I am trying to find the derivative of $f \left( g^{-1} (x) \right)$. I know that it is given by $$f \left( g^{-1} (x) \right)'=\frac{f' \left( g^{-1} (x) \right)}{ g' \left( g^{-1} (x) \right)}$$ using chain rule.
But I am not able to prove it using first principle.
How can I do that using the first principle ?
On
Suppose that $g$ is an invertible function. Then $g^{-1}\circ g = g\circ g^{-1}=id$.
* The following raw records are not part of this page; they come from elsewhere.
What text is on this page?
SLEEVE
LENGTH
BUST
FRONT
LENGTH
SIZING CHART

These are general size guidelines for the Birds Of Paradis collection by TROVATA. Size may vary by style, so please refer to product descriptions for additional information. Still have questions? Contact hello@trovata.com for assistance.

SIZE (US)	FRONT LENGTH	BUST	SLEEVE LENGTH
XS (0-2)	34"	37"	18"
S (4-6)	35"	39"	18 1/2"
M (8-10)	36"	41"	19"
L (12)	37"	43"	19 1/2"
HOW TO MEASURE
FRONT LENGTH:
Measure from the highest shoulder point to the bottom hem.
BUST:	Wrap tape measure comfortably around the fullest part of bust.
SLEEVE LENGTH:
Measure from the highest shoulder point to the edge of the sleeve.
Notice that $g(g^{-1}(x))=x$ and differentiate both sides using the chain rule on the left: $$g'(g^{-1}(x)).(g^{-1}(x))'=1 $$ Thus $$(g^{-1}(x))'=\frac{1}{g'(g^{-1}(x))} $$
Now differentiate $f(g^{-1}(x))$ using the chain rule again to get $$(f(g^{-1}(x)))'=f'(g^{-1}(x))(g^{-1}(x))' $$
But we've calculated the second term above so $$ (f(g^{-1}(x)))'=\frac{f'(g^{-1}(x))}{g'(g^{-1}(x))} $$
$$\begin{align} \left(f(g^{-1})\right)'(a) &=\lim_{x\to a}\frac{f(g^{-1})(x)-f(g^{-1})(a)}{x-a}\\&= \lim_{x\to a}\frac{f(g^{-1})(x)-f(g^{-1})(a)}{\color{blue}{g^{-1}(x)-g^{-1}(a)}}\cdot\frac{\color{blue}{g^{-1}(x)-g^{-1}(a)}}{x-a}\\&=\lim_{x\to a}\frac{f(g^{-1})(x)-f(g^{-1})(a)}{\color{blue}{g^{-1}(x)-g^{-1}(a)}}\cdot\frac{\color{blue}{g^{-1}(x)-g^{-1}(a)}}{\color{red}{g(g^{-1})(x)-g(g^{-1})(a)}} \\&=\lim_{y\to b}\frac{f(y)-f(b)}{\color{blue}{y-b}}\cdot\frac{\color{blue}{y-b}}{\color{red}{g(y)-g(b)}} = \color{black}{f'(b)\cdot \frac{1}{g'(b)}}\\&= \color{brown}{ \frac{f'(g^{-1}(a))}{g'(g^{-1}(a))}}\end{align}$$